The order allows the South Carolina Freedom Caucus to fundraise and distribute election materials just like the House Republican, Democratic, Black and Women's Caucuses already do. The fledgling conservative faction had argued that a state ethics law limiting those abilities only to caucuses organized by political party, race, ethnicity or gender violated its freedom of speech.
“By prohibiting special interest caucuses from engaging in election-related speech, making expenditures for that speech, and soliciting contributions for that speech, South Carolina's law operated as ‘a ban on speech,’” Judge Cameron McGowan Currie wrote.

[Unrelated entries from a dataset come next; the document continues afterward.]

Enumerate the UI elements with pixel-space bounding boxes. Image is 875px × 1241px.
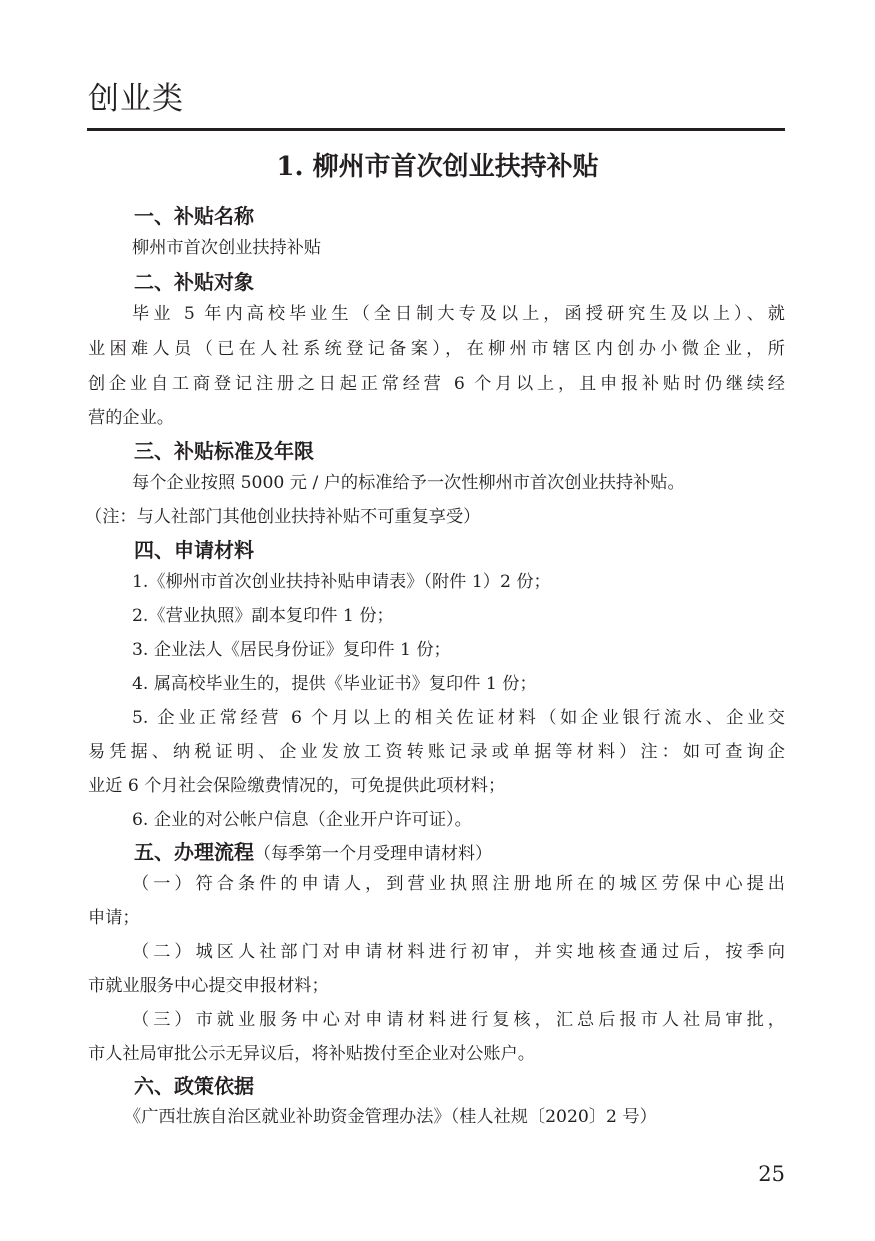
materials-item-5-line-1: 5. 企业正常经营 6 个月以上的相关佐证材料（如企业银行流水、企业交 — [132, 710, 785, 727]
section-heading-5-text: 五、办理流程 — [134, 840, 254, 864]
section-heading-5-note: （每季第一个月受理申请材料） — [254, 844, 492, 864]
page-number: 25 — [758, 1162, 785, 1186]
materials-item-5-line-2: 易凭据、纳税证明、企业发放工资转账记录或单据等材料）注：如可查询企 — [88, 744, 785, 761]
process-step-1-line-1: （一）符合条件的申请人，到营业执照注册地所在的城区劳保中心提出 — [132, 876, 785, 893]
process-step-3-line-1: （三）市就业服务中心对申请材料进行复核，汇总后报市人社局审批， — [132, 1012, 785, 1029]
materials-item-2: 2.《营业执照》副本复印件 1 份； — [132, 608, 394, 625]
section-2-line-4: 营的企业。 — [88, 410, 174, 427]
materials-item-6: 6. 企业的对公帐户信息（企业开户许可证）。 — [132, 812, 472, 829]
section-heading-1: 一、补贴名称 — [134, 206, 254, 226]
process-step-2-line-2: 市就业服务中心提交申报材料； — [88, 978, 329, 995]
section-3-line-2: （注：与人社部门其他创业扶持补贴不可重复享受） — [85, 509, 480, 526]
section-heading-6: 六、政策依据 — [134, 1076, 254, 1096]
page-title: 1. 柳州市首次创业扶持补贴 — [0, 154, 875, 180]
section-heading-4: 四、申请材料 — [134, 540, 254, 560]
section-heading-3: 三、补贴标准及年限 — [134, 441, 314, 461]
policy-basis-text: 《广西壮族自治区就业补助资金管理办法》（桂人社规〔2020〕2 号） — [124, 1109, 657, 1126]
materials-item-5-line-3: 业近 6 个月社会保险缴费情况的，可免提供此项材料； — [88, 778, 505, 795]
section-1-text: 柳州市首次创业扶持补贴 — [132, 240, 321, 257]
process-step-2-line-1: （二）城区人社部门对申请材料进行初审，并实地核查通过后，按季向 — [132, 944, 785, 961]
section-heading-5: 五、办理流程（每季第一个月受理申请材料） — [134, 842, 492, 863]
materials-item-4: 4. 属高校毕业生的，提供《毕业证书》复印件 1 份； — [132, 676, 537, 693]
category-label: 创业类 — [88, 84, 184, 115]
materials-item-1: 1.《柳州市首次创业扶持补贴申请表》（附件 1）2 份； — [132, 574, 551, 591]
process-step-3-line-2: 市人社局审批公示无异议后，将补贴拨付至企业对公账户。 — [88, 1046, 535, 1063]
section-heading-2: 二、补贴对象 — [134, 272, 254, 292]
section-3-line-1: 每个企业按照 5000 元 / 户的标准给予一次性柳州市首次创业扶持补贴。 — [132, 475, 685, 492]
section-2-line-3: 创企业自工商登记注册之日起正常经营 6 个月以上，且申报补贴时仍继续经 — [88, 376, 785, 393]
materials-item-3: 3. 企业法人《居民身份证》复印件 1 份； — [132, 642, 451, 659]
process-step-1-line-2: 申请； — [88, 910, 140, 927]
document-page: 创业类 1. 柳州市首次创业扶持补贴 一、补贴名称 柳州市首次创业扶持补贴 二、… — [0, 0, 875, 1241]
header-rule — [87, 128, 785, 131]
section-2-line-1: 毕业 5 年内高校毕业生（全日制大专及以上，函授研究生及以上）、就 — [132, 306, 785, 323]
section-2-line-2: 业困难人员（已在人社系统登记备案），在柳州市辖区内创办小微企业，所 — [88, 341, 785, 358]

Ultraconservative elected officials in at least 11 statehouses have organized under the State Freedom Caucus Network banner in an attempt to gain influence by leveraging divisive social issues.
Those efforts are expected to get a boost in South Carolina after the decision. The South Carolina Freedom Caucus had said the statute favored the ruling parties and arbitrarily disempowered others. Special interest caucuses had previously only been able to solicit money for the cost of mail and conference attendance.
With the Tuesday ruling, state Rep. RJ May, the vice chairman of the South Carolina Freedom Caucus, said “the establishment's armor is cracking.”
“The career politicians in Columbia have created a system of the powerful, for the powerful, and by the powerful that benefits themselves and their cronies,” May said in a statement.
The judge also struck a prohibition on lobbyist contributions to legislative special interest caucuses. Gone is another requirement that the Clerk's Office maintain records for at least four years with identifying information about donors and the amounts donated.
Republican State Rep. Micah Caskey, named in the lawsuit as a member of the committee that enforces those rules, said the judge “blast(ed) a hole in our state ethics laws.”
Because any two legislators can form their own special interest caucus, Caskey fears the ruling will open the door for state lawmakers to raise undisclosed funds in coordination with their campaigns.
“The dark money is going to come pouring into our state because these guys and the judge think it's a good idea for any legislator to sidestep our campaign finance laws by creating a ‘special interest caucus,’" Caskey told The Associated Press in a text.
The lawsuit had backing from America First Legal, a legal group founded by Stephen Miller and other previous White House advisers to former President Donald Trump.